“Most of our troubles are due to our passionate desire for and attachment to things that we misapprehend as enduring entities.” ~Dalai Lama
Monday Author: Susanne Skinner
Ownership is a funny thing. A person owns a home, a car, clothing and, of course, things. So many things. They continue to amass until one day it’s time to downsize and those things are suddenly liabilities that must be let go. My husband and I have arrived at this stop on our journey.
When death comes, we take nothing; every material thing we own is left to fend for itself. I periodically say I will be buried with all my jewelry in preparation for the afterlife or, if I go first, to make the new wife dig for it. But the reality is most of our things are not moving with us and must find new homes above the ground.
Sorting through a lifetime of memories I am learning to say good-bye to the things I leave behind.
The Clutter of Feelings
The objects themselves have limited value, but memories connected to them are filled with feelings. Letting go brings each one to life again, making it hard to simply set an item aside and say “not going.”
For the past seventeen years these items have had a place in our household. Familiar and comfortable; they are my visual reminder of the home we’ve built. I’ve grown used to their presence and their place. As we take down pictures and sort through cupboards and drawers I struggle to keep my goal in sight; instead remembering how each of these items came into our lives.
A tea-light holder purchased with a small child’s allowance, a beloved stuffed lion named John from Grammy, and a handmade rocking horse from England tucked in away in the attic—all of these make up the person I became. A wife, a mom, a business woman and a friend are just a few of the memories I hold in my hands.

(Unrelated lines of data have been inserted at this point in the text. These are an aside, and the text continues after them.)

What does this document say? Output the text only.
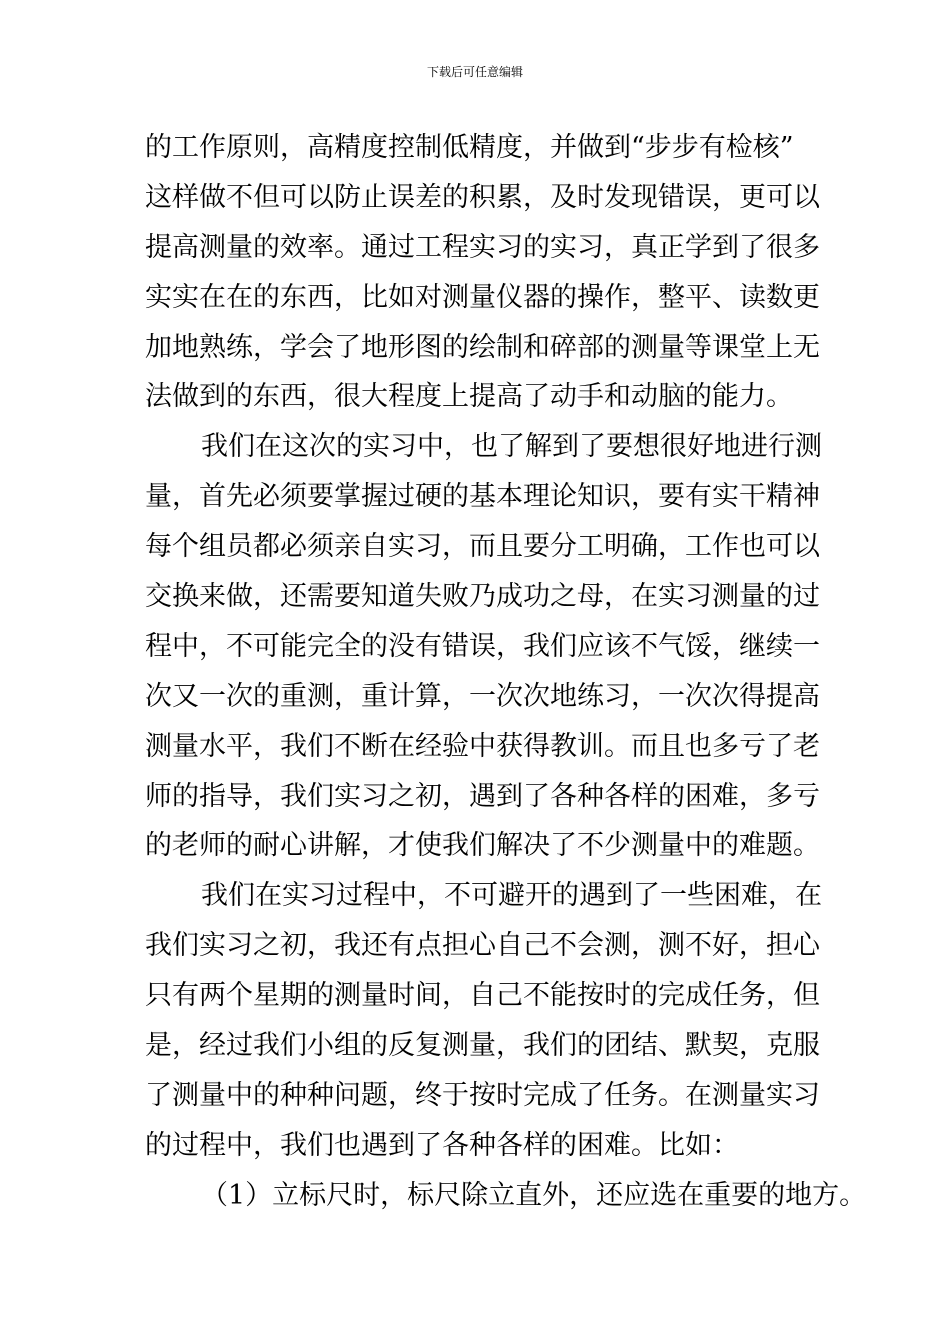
下载后可任意编辑
的工作原则，高精度控制低精度，并做到“步步有检核”
这样做不但可以防止误差的积累，及时发现错误，更可以
提高测量的效率。通过工程实习的实习，真正学到了很多
实实在在的东西，比如对测量仪器的操作，整平、读数更
加地熟练，学会了地形图的绘制和碎部的测量等课堂上无
法做到的东西，很大程度上提高了动手和动脑的能力。
我们在这次的实习中，也了解到了要想很好地进行测
量，首先必须要掌握过硬的基本理论知识，要有实干精神
每个组员都必须亲自实习，而且要分工明确，工作也可以
交换来做，还需要知道失败乃成功之母，在实习测量的过
程中，不可能完全的没有错误，我们应该不气馁，继续一
次又一次的重测，重计算，一次次地练习，一次次得提高
测量水平，我们不断在经验中获得教训。而且也多亏了老
师的指导，我们实习之初，遇到了各种各样的困难，多亏
的老师的耐心讲解，才使我们解决了不少测量中的难题。
我们在实习过程中，不可避开的遇到了一些困难，在
我们实习之初，我还有点担心自己不会测，测不好，担心
只有两个星期的测量时间，自己不能按时的完成任务，但
是，经过我们小组的反复测量，我们的团结、默契，克服
了测量中的种种问题，终于按时完成了任务。在测量实习
的过程中，我们也遇到了各种各样的困难。比如：
（1）立标尺时，标尺除立直外，还应选在重要的地方。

The box filled with cards given to me over the years by my husband and kids is a testimony to the passing of years. The childish printing in block letters and stick figures depicting my likeness make me smile. Did I really have that many birthdays?
Sorting Through Things
I begin the bittersweet task of sorting through bins of school papers, report cards, photographs and artwork. I find a folded note written years ago by an eight-year-old for a long-ago transgression:
I am very very sorry for my attitude. I know you will never forgive me or even want me in the house. You can take all of my toys and give them to the poor kids. Even my skateboard and anything else you want.
P.S. The remote control to my TV is broken.
I select a very small plastic bin and place this and other treasured items inside and say “keep.”
Moving is An Emotional Journey
A move is the next step forward in our lives and I am finding parts of the process easier than I thought, while others are extremely difficult. At the core of our decision is the desire to do this now, so our children don’t have to.
I am nearing the end of my business career, so parting with my work wardrobe has been very freeing. My office is casual, and business clothes have found new homes in organizations helping women get back on their feet and into the working world. I keep one suit just in case.
Kitchen and craft items have been offered up to friends and it’s comforting to know my favorite pastimes will continue in someone’s home. It feels like I’m leaving a bit of me with them. Our kids selected things that mattered to them with the understanding that if it’s not worth space in their homes, it’s not worth space in ours.
A phase of our lives is ending and the next one is on the horizon. Our lifestyle will be different, the climate warmer, the space smaller. Hanging on to things we no longer use is a connection to who we were then, not who we are now. That part is hard.
All That Remains
The cold truth of moving day is approaching. Freshly painted walls, empty drawers and spaces where furniture used to be are my new reality. A junk and trash removal company will be here next week, along with an antique dealer to appraise items for sale.
What will remain I think, is a rainbow of emotions. Holidays, birthday celebrations, emotional breakups and high school proms have been absorbed into these walls. The joys and sorrows that filled our lives have also been felt by this nearly 200-year-old house and become part of its character.
My perennial herb garden and flowers will greet new owners as the seasons change and when the hummingbirds return in the spring I hope they use the feeder we left in the garage.
But my biggest hope is that the love we have for our home and each other will be felt by the family that comes next as they continue to add to the history and good karma that is here.
The personal memories are ours to keep; they are our history.